To examine the evolutionary conservation of FAN1’s role in crosslink repair, we examined the crosslink sensitivity of a C. elegans FAN1 mutant (tm423) that carries a deletion of the SAP domain (Figure S2). fan-1 mutants lay normal numbers of eggs, and show normal larval development as well as no increase in either embryonic lethality or the % of males among their progeny that would suggest a meiotic phenotype (Figure 2D). However, treatment with either MMC or nitrogen mustard (HN2) results in decreased embryonic viability compared to wild type as judged by decreased hatching (p < 0.0001, respectively, chi-square test) (Figure 2E). Thus, FAN1 plays an evolutionarily conserved role in resistance to crosslink damage. Since the tm423 mutant may be a hypomorph, a meiotic phenotype could emerge in null animals.

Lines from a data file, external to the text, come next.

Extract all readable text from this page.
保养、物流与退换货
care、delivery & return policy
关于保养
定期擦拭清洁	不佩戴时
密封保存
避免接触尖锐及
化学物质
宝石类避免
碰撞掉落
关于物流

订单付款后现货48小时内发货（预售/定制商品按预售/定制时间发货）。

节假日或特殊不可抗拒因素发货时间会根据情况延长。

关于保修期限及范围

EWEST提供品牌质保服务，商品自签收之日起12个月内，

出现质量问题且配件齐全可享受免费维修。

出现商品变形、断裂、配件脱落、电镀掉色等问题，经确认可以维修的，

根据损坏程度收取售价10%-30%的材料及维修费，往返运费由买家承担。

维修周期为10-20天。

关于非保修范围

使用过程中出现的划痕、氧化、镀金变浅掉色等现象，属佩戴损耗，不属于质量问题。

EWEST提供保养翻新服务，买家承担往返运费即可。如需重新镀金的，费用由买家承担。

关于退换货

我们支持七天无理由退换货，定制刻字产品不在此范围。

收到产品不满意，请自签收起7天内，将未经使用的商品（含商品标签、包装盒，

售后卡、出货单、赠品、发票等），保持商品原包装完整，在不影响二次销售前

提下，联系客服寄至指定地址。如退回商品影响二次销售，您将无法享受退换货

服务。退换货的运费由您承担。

To identify FAN1-associated proteins, a HA-tagged FAN1 was purified from 293TREX cells and interacting proteins were identified by LC-MS/MS. Proteomic data was processed using the Comparative Proteomic Analysis Software Suite (CompPASS) (Sowa et al., 2009). The top-scoring interacting proteins were the mismatch repair proteins MLH1, MLH3, PMS1 and PMS2 (Figure 3A). KIAA1018 was previously detected in a proteomic analysis of MLH1 interacting proteins (Cannavo et al., 2007); however, the interaction was not independently confirmed. To confirm these interaction, we performed immunoprecipitations. HA-FAN1 was identified in immunoprecipitates of MLH1, MLH3, and PMS2 (Figure 3B). Reciprocal immunoprecipitations identified all four proteins in precipitation reactions with anti-HA antibodies (Figure 3C). Endogenous FAN1 immunoprecipitations brought down both FAN1 and MLH1 in a FAN1-dependent manner (Figure 3D). The interaction with the mismatch repair machinery raised the possibility that FAN1’s role in ICL resistance is dependent on mismatch repair. To test this, we depleted FAN1 from the HCT116 cells, which carries inactivating mutations in both alleles of MLH1 (Figure 3E). FAN1 depletion with four different siRNAs still increased sensitivity of these cells to crosslinking agents.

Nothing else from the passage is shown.